Остальные собрались у трапа. Она видела, что Морису хотелось уплыть со всеми, но он был джентльменом и не мог бросить ее.

– Я только скажу им, а потом отвезу тебя домой.

– Нет, оставайся. Не хочу портить тебе вечер. Можно я попрошу твоего шофера отвезти меня?

– Да, конечно… если ты твердо решила.

– Передай мои извинения Конни и Эдварду. Завтра я тебе позвоню.

Она поняла, что и сама немного пьяна. Осторожно поднимаясь по лестнице, она ни разу не оглянулась, даже когда Реймонд окликнул ее с явным упреком в голосе: «Венеция!» Она одновременно чувствовала и вину, и облегчение, как будто ушла в антракте с плохой пьесы. За спиной раздался короткий предупреждающий гудок парохода.

Когда Венеция, поднявшись на набережную, посмотрела вниз на реку, пароход уже отходил от причала. Она оперлась локтями на холодный каменный парапет и постояла так какое-то время, наблюдая за китайскими фонариками и движущимися по палубе силуэтами, слушая смех, музыку и пение, что отчетливо разносилось в теплом летнем воздухе:

У моря, у моря, прекрасного моря Мы вместе, мы вместе забудем о горе…

Когда пароход скрылся под Вестминстерским мостом, она отправилась искать «Серебряный призрак» Мориса. Пять минут спустя Венеция уже плавно скользила по Парламент-стрит мимо въезда на Даунинг-стрит. В темном проулке светились красным задние фары автомобиля, и ей пришло в голову, что он, должно быть, только что вернулся с обеда.
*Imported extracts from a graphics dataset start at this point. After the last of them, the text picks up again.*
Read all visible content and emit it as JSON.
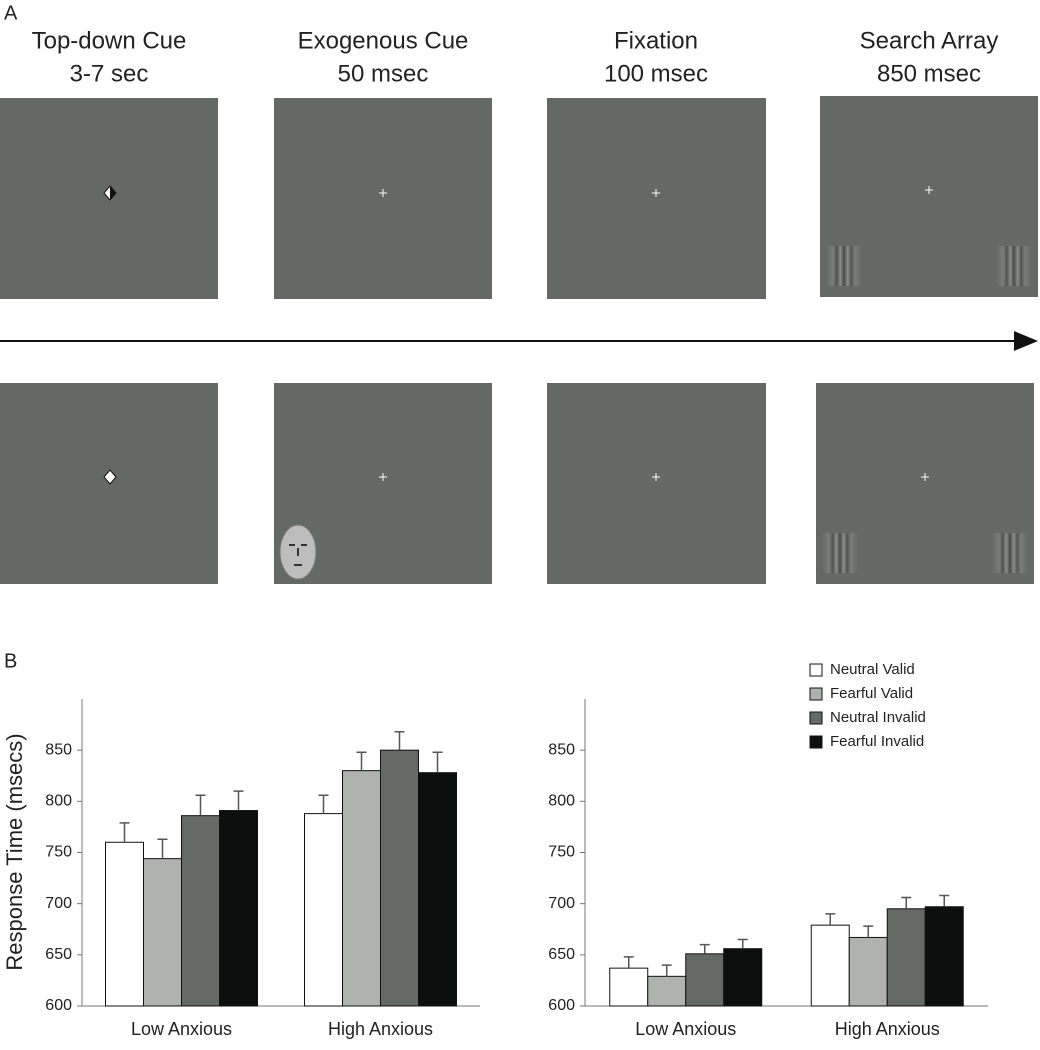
{
  "panels": {
    "a_label": "A",
    "b_label": "B"
  },
  "timeline": [
    {
      "title": "Top-down Cue",
      "duration": "3-7 sec"
    },
    {
      "title": "Exogenous Cue",
      "duration": "50 msec"
    },
    {
      "title": "Fixation",
      "duration": "100 msec"
    },
    {
      "title": "Search Array",
      "duration": "850 msec"
    }
  ],
  "chart_data": [
    {
      "type": "bar",
      "y_label": "Response Time (msecs)",
      "categories": [
        "Low Anxious",
        "High Anxious"
      ],
      "series": [
        {
          "name": "Neutral Valid",
          "color": "#ffffff",
          "values": [
            760,
            788
          ],
          "errors": [
            19,
            18
          ]
        },
        {
          "name": "Fearful Valid",
          "color": "#b0b2b0",
          "values": [
            744,
            830
          ],
          "errors": [
            19,
            18
          ]
        },
        {
          "name": "Neutral Invalid",
          "color": "#656a66",
          "values": [
            786,
            850
          ],
          "errors": [
            20,
            18
          ]
        },
        {
          "name": "Fearful Invalid",
          "color": "#0d0f0f",
          "values": [
            791,
            828
          ],
          "errors": [
            19,
            20
          ]
        }
      ],
      "ylim": [
        600,
        900
      ],
      "yticks": [
        600,
        650,
        700,
        750,
        800,
        850
      ]
    },
    {
      "type": "bar",
      "categories": [
        "Low Anxious",
        "High Anxious"
      ],
      "series": [
        {
          "name": "Neutral Valid",
          "color": "#ffffff",
          "values": [
            637,
            679
          ],
          "errors": [
            11,
            11
          ]
        },
        {
          "name": "Fearful Valid",
          "color": "#b0b2b0",
          "values": [
            629,
            667
          ],
          "errors": [
            11,
            11
          ]
        },
        {
          "name": "Neutral Invalid",
          "color": "#656a66",
          "values": [
            651,
            695
          ],
          "errors": [
            9,
            11
          ]
        },
        {
          "name": "Fearful Invalid",
          "color": "#0d0f0f",
          "values": [
            656,
            697
          ],
          "errors": [
            9,
            11
          ]
        }
      ],
      "ylim": [
        600,
        900
      ],
      "yticks": [
        600,
        650,
        700,
        750,
        800,
        850
      ],
      "legend": "top-right"
    }
  ]
}
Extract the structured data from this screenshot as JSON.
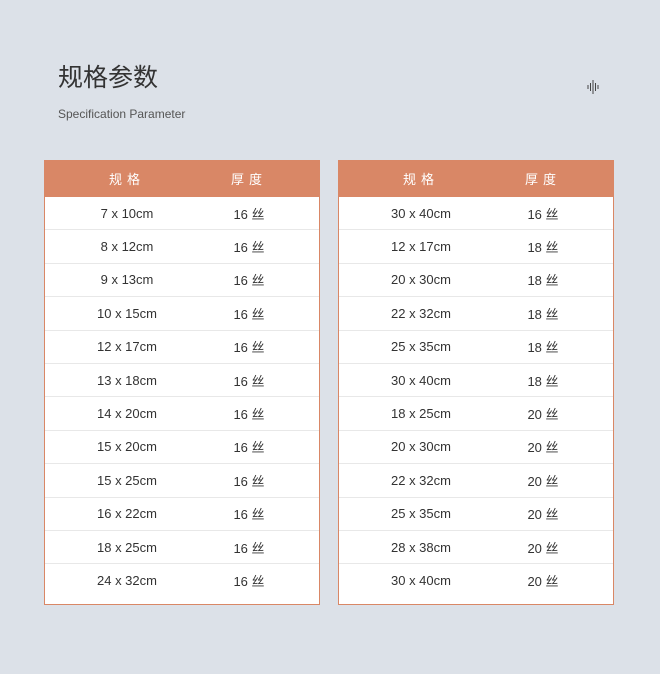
{
  "title": "规格参数",
  "subtitle": "Specification Parameter",
  "icon": "sound-wave-icon",
  "colors": {
    "header": "#D98766",
    "background": "#DCE1E8"
  },
  "tables": [
    {
      "headers": [
        "规格",
        "厚度"
      ],
      "rows": [
        [
          "7 x 10cm",
          "16 丝"
        ],
        [
          "8 x 12cm",
          "16 丝"
        ],
        [
          "9 x 13cm",
          "16 丝"
        ],
        [
          "10 x 15cm",
          "16 丝"
        ],
        [
          "12 x 17cm",
          "16 丝"
        ],
        [
          "13 x 18cm",
          "16 丝"
        ],
        [
          "14 x 20cm",
          "16 丝"
        ],
        [
          "15 x 20cm",
          "16 丝"
        ],
        [
          "15 x 25cm",
          "16 丝"
        ],
        [
          "16 x 22cm",
          "16 丝"
        ],
        [
          "18 x 25cm",
          "16 丝"
        ],
        [
          "24 x 32cm",
          "16 丝"
        ]
      ]
    },
    {
      "headers": [
        "规格",
        "厚度"
      ],
      "rows": [
        [
          "30 x 40cm",
          "16 丝"
        ],
        [
          "12 x 17cm",
          "18 丝"
        ],
        [
          "20 x 30cm",
          "18 丝"
        ],
        [
          "22 x 32cm",
          "18 丝"
        ],
        [
          "25 x 35cm",
          "18 丝"
        ],
        [
          "30 x 40cm",
          "18 丝"
        ],
        [
          "18 x 25cm",
          "20 丝"
        ],
        [
          "20 x 30cm",
          "20 丝"
        ],
        [
          "22 x 32cm",
          "20 丝"
        ],
        [
          "25 x 35cm",
          "20 丝"
        ],
        [
          "28 x 38cm",
          "20 丝"
        ],
        [
          "30 x 40cm",
          "20 丝"
        ]
      ]
    }
  ]
}
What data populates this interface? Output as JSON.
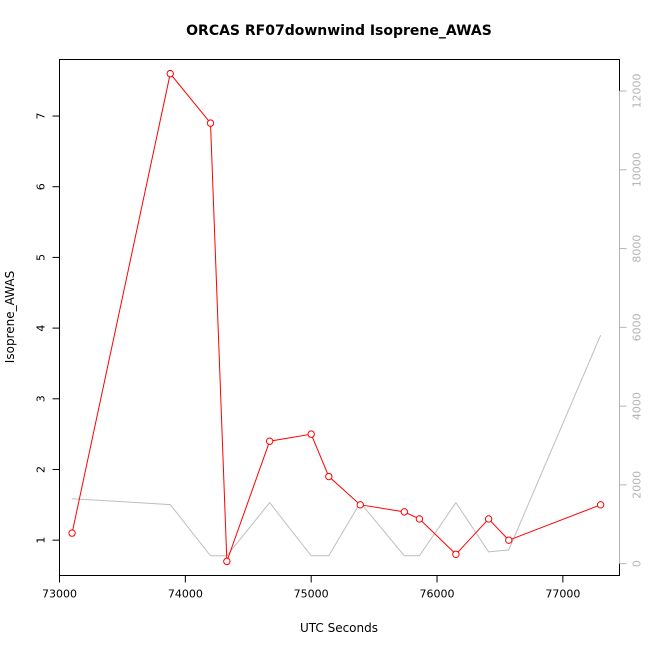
{
  "chart_data": {
    "type": "line",
    "title": "ORCAS RF07downwind Isoprene_AWAS",
    "xlabel": "UTC Seconds",
    "ylabel": "Isoprene_AWAS",
    "xlim": [
      73000,
      77450
    ],
    "ylim": [
      0.5,
      7.8
    ],
    "y2lim": [
      -300,
      12800
    ],
    "x_ticks": [
      73000,
      74000,
      75000,
      76000,
      77000
    ],
    "y_ticks": [
      1,
      2,
      3,
      4,
      5,
      6,
      7
    ],
    "y2_ticks": [
      0,
      2000,
      4000,
      6000,
      8000,
      10000,
      12000
    ],
    "colors": {
      "primary": "#ff0000",
      "secondary": "#bebebe",
      "secondary_axis": "#b4b4b4"
    },
    "series": [
      {
        "axis": "left",
        "style": "line-points",
        "x": [
          73100,
          73880,
          74200,
          74330,
          74670,
          75000,
          75140,
          75390,
          75740,
          75860,
          76150,
          76410,
          76570,
          77300
        ],
        "y": [
          1.1,
          7.6,
          6.9,
          0.7,
          2.4,
          2.5,
          1.9,
          1.5,
          1.4,
          1.3,
          0.8,
          1.3,
          1.0,
          1.5
        ]
      },
      {
        "axis": "right",
        "style": "line",
        "x": [
          73100,
          73880,
          74200,
          74330,
          74670,
          75000,
          75140,
          75390,
          75740,
          75860,
          76150,
          76410,
          76570,
          77300
        ],
        "y": [
          1650,
          1500,
          200,
          200,
          1550,
          200,
          200,
          1550,
          200,
          200,
          1550,
          300,
          350,
          5800
        ]
      }
    ]
  }
}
Она подумала, не попросить ли шофера притормозить и высадить ее, но тут же отмахнулась от этой идеи.

Она была слегка навеселе. И это мог быть вовсе не его автомобиль. А даже если и так, все равно бы ничего не вышло.

Глава 2

Ночь скоротечна, воздух не успел остыть, небо полыхало звездами. Когда без пятнадцати пять над Лондоном взошло солнце, можно было подумать, будто ночи вовсе не было.

На третьем этаже причудливой викторианско-готической твердыни, стоявшей на берегу Темзы в Вестминстере и известной как Новый Скотленд-Ярд, в круглой юго-западной башне, где размещалась ночная дежурная служба столичной полиции Лондона, молодой детектив-сержант оторвался от газеты и заметил, как сквозь щелки деревянных ставней просачивается солнечный свет.

Смена выдалась спокойной. Пользуясь служебным положением, старшие коллеги один за другим ушли с дежурства пораньше, оставив на посту его одного. Маленький душный кабинет пропитался тяжелым запахом табачного дыма и мужского пота. Сержант распахнул ставни, поднял оконную раму и встал у открытого окна в расстегнутом жилете и без пиджака, любуясь панорамой города: солнечными бликами на прибывающей воде; чайками, что с криком пикировали к отмелям; огромной притихшей строительной площадкой на другом берегу, которая станет когда-нибудь новой штаб-квартирой Совета Лондонского графства; одиноким красным омнибусом, проезжающим по мосту Ватерлоо к зданию парламента; прогулочным пароходом с высокой трубой, увешанной потухшими фонариками, что стоял прямо под ним, у Вестминстерского причала.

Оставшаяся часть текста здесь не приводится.